Loretta Park - STANDARD-EXAMINER | Posted: Monday, February 4, 2008 11:00 pm
Texting for sex with a minor could become illegal, if prosecutors prevail.
"The current statute does not cover text messaging," said Davis County Attorney Troy Rawlings.
The House Law Enforcement and Criminal Justice Committee on Monday unanimously approved House Bill 327, sponsored by Rep. Kerry Gibson, R-West Weber. The bill makes it a felony to entice a minor for unlawful sexual purposes using any electronic or written means. The degree of the felony depends on what is in the e-mail or the text message. The bill now goes before the House for further consideration.
Rawlings said the current law, which only makes it illegal to entice a minor over the Internet, makes it difficult to charge an adult who uses text messaging to solicit sex from a minor unless the text message is "a blatant specific request."
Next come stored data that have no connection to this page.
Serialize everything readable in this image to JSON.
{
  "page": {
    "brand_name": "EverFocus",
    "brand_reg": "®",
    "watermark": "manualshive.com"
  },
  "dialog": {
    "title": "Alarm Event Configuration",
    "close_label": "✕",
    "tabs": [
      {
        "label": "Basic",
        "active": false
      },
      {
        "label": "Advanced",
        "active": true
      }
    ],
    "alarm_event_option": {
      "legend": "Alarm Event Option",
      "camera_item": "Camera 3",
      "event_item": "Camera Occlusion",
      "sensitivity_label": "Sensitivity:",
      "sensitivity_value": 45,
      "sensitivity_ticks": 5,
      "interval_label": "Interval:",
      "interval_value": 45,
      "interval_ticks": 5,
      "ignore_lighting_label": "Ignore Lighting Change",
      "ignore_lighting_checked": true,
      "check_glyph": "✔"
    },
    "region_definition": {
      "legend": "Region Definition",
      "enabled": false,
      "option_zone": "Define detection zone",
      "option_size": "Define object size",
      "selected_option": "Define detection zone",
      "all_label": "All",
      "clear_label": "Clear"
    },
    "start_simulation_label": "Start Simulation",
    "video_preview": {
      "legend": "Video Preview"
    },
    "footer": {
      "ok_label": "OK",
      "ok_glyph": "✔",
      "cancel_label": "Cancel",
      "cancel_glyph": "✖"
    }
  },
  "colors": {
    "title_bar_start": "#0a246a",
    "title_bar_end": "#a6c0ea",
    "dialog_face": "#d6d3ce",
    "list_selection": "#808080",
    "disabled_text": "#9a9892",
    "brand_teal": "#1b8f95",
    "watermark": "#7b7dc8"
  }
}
"It would have to say let's meet at A, B, or C, at X, Y, Z time and to do 1, 2, 3, in order for us to prosecute," Rawlings said. "This is a gap that needed to be fixed."
A year ago, Clinton police arrested a 37-year-old Ogden man who they said sent sexually explicit text messages to a 13-year-old girl, who he thought was 15.
When the Davis County Attorney's Office reviewed the case for charges, Rawlings said they were only able to file a class A misdemeanor against the man because he had text messaged the girl and had not used the Internet. The man pleaded guilty to a class B misdemeanor charge of lewdness.
"There have been other cases where the messages, had they been on the computer, we could have charged a felony, but we couldn't even charge an attempt to entice a minor," Rawlings said.
Rawlings took a proposal to the Statewide Association of Prosecutors, pointing out the loophole.
Jacey Skinner, of the Salt Lake County Attorney's Office, drafted the bill and asked Gibson to sponsor it.
Enticing a minor for unlawful sexual purposes through the use of the Internet is decreasing, but increasing through the use of text messaging, said Reed Richards, chairman of the Utah State Council on Victims of Crime.
The Internet Crimes Against Children Task Force is still arresting suspects who are using the Internet to entice minors, Richards said, "but not as many as a few years ago."
"You have to be pretty stupid to use the Internet today," Richards said.
Richards said predators who are 40 and older tend to use the Internet while younger predators text message.
Law enforcement is also concerned about the trend among teenagers to take nude photographs of themselves and send them by cell phone to friends "and it ends up in the wrong hands," Richards said.
Rod Layton, director of the Weber-Morgan Children's Justice Center, said he's seeing more and more 12- and 13-year-old victims who have been solicited for unlawful sexual purposes through text messaging.
"A child shouldn't be solicited no matter what," Layton said.
House Bill 327 Enticing a Minor by Electronic Means
Sponsor: Rep. Kerry Gibson, R-West Weber
This bill would modify the Criminal Code regarding the offense of enticing a minor for the purpose of luring the minor to commit a sexual offense in violation of state law.